As with all cross-sectional investigations, a limitation of this study is the inability to unravel the cause-effect relationship between exposures and outcomes. Whether having worse functional limitations in cerebral palsy “causes” an increased risk for multimorbidity, or if secondary conditions such as pulmonary dysfunction and joint pain are drivers of greater sedentary lifestyles and higher risk of chronic diseases, is an interesting and complex topic. Secondly, these results were derived from a single hospital/clinic-based sample, which may have excluded healthy, symptom-free individuals. Lastly, we did not include a matched control group for comparison of prevalence estimates, as this was not the primary aim of the study; and yet, formal statistical comparison with an age-, gender- and BMI-matched cohort of typically developed adults would provide subsequent support for increased risk in this population. Subsequent research is also needed using longitudinal data sources such as claims data to examine the patterns of healthcare utilization, chronic disease risk, and survival among individuals with cerebral palsy, with a priority focus on how these outcomes fluctuate during transition into and throughout adulthood.

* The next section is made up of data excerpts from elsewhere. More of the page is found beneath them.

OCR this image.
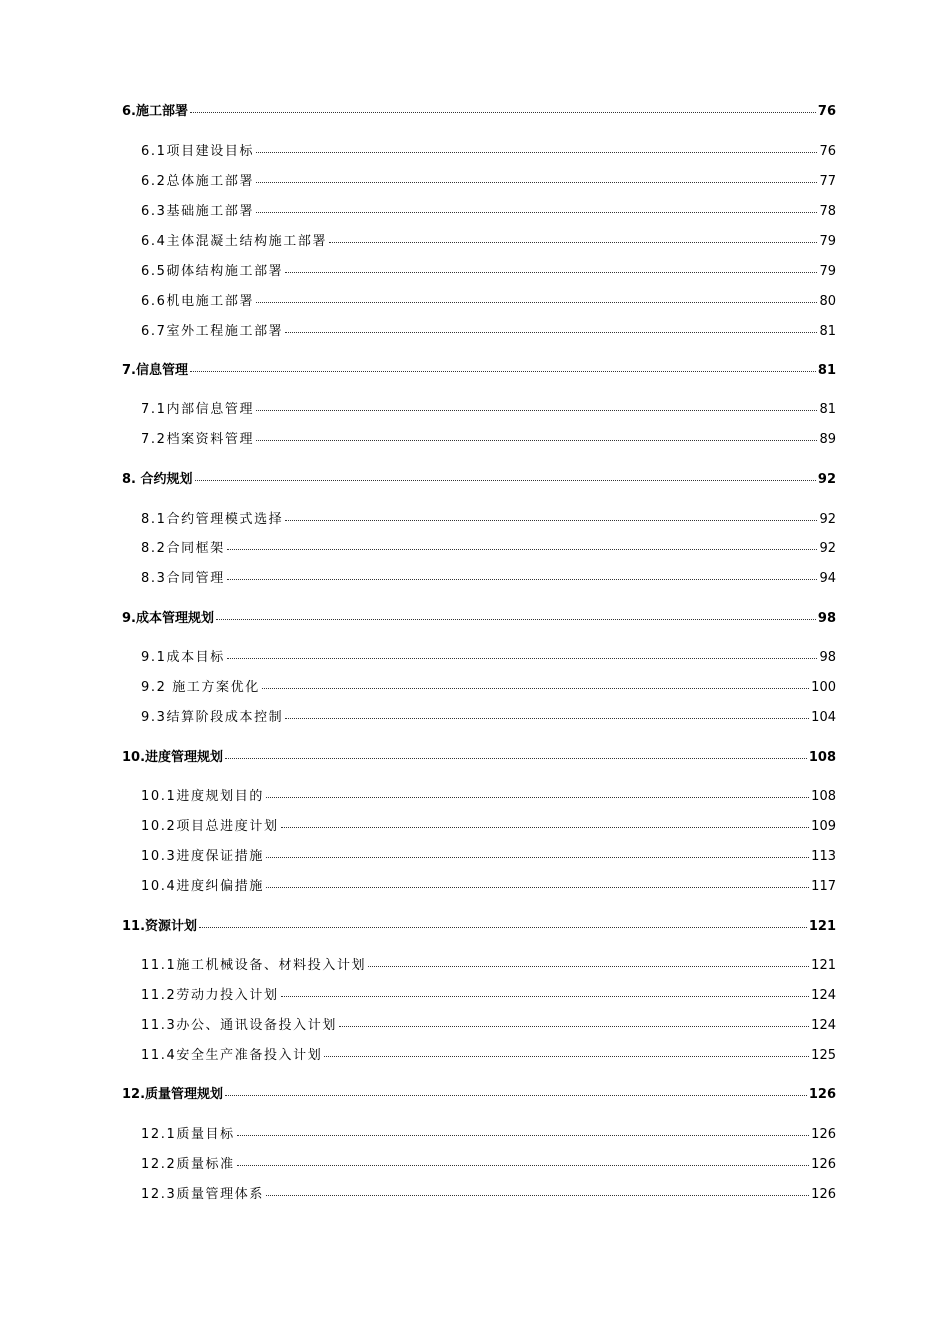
6.施工部署	76
6.1项目建设目标	76
6.2总体施工部署	77
6.3基础施工部署	78
6.4主体混凝土结构施工部署	79
6.5砌体结构施工部署	79
6.6机电施工部署	80
6.7室外工程施工部署	81
7.信息管理	81
7.1内部信息管理	81
7.2档案资料管理	89
8. 合约规划	92
8.1合约管理模式选择	92
8.2合同框架	92
8.3合同管理	94
9.成本管理规划	98
9.1成本目标	98
9.2 施工方案优化	100
9.3结算阶段成本控制	104
10.进度管理规划	108
10.1进度规划目的	108
10.2项目总进度计划	109
10.3进度保证措施	113
10.4进度纠偏措施	117
11.资源计划	121
11.1施工机械设备、材料投入计划	121
11.2劳动力投入计划	124
11.3办公、通讯设备投入计划	124
11.4安全生产准备投入计划	125
12.质量管理规划	126
12.1质量目标	126
12.2质量标准	126
12.3质量管理体系	126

Although previous research has discounted the use of BMI as an indicator of chronic disease in cerebral palsy,29 these current findings revealed that obese adults (i.e., as determined by BMI ≥ 30) with cerebral palsy had significantly higher prevalence of multimorbidity. BMI cutoffs are known to have excellent specificity (i.e. accurately classify individuals who are not obese, as not obese), and yet sensitivity is very poor, especially among adults with physical disabilities.30 Therefore, many individuals with cerebral palsy who are normal or overweight according to BMI may actually be at increased risk for cardiometabolic abnormalities and multimorbidity. Thus, it is important to gain greater understanding of the drivers of weight gain and obesity in cerebral palsy, in order to improve early clinical screening, provide better information to patients and their caregivers, and for future design of targeted, preventive medicine interventions. Recognizing the burden of multiple chronic conditions for health through the lifespan should provide rationale for primary care practitioners to adopt a patient-centered focus on multimorbidity treatment and prevention in cerebral palsy care.

Conclusions

Middle-aged adults with cerebral palsy have a high prevalence of multimorbidity, and these estimates are greater for individuals with GMFCS IV-V, as well as for obese individuals. Future translational research and surveillance efforts are absolutely vital to better characterize the etiology and temporal sequence of these multi-morbid conditions in cerebral palsy, and more importantly, to inform the development of early health-related physical activity and nutrition interventions that may lessen the burden of preventable diseases through the lifespan.

Acknowledgments

Funding Sources

Nicole Cremer is funded by the University of Michigan Medical School (UMMS) Summer Biomedical Research Program. Dr. Peterson is funded by the National Institutes of Health (NIH) (1KO1 HD074706) and the National Institute on Disability, Independent Living, and Rehabilitation Research (NIDILRR) (90IF0102-01).

Footnotes

Conflict of Interest:

Nicole Cremer has no financial disclosures.

Edward A. Hurvitz has no financial disclosures.

Mark D. Peterson has no financial disclosures.

Role of the Sponsors: The funders had no role in the design and conduct of the study; the collection, analysis, and interpretation of the data; or the preparation, review, or approval of the manuscript.

All authors had access to the data and a role in writing the manuscript.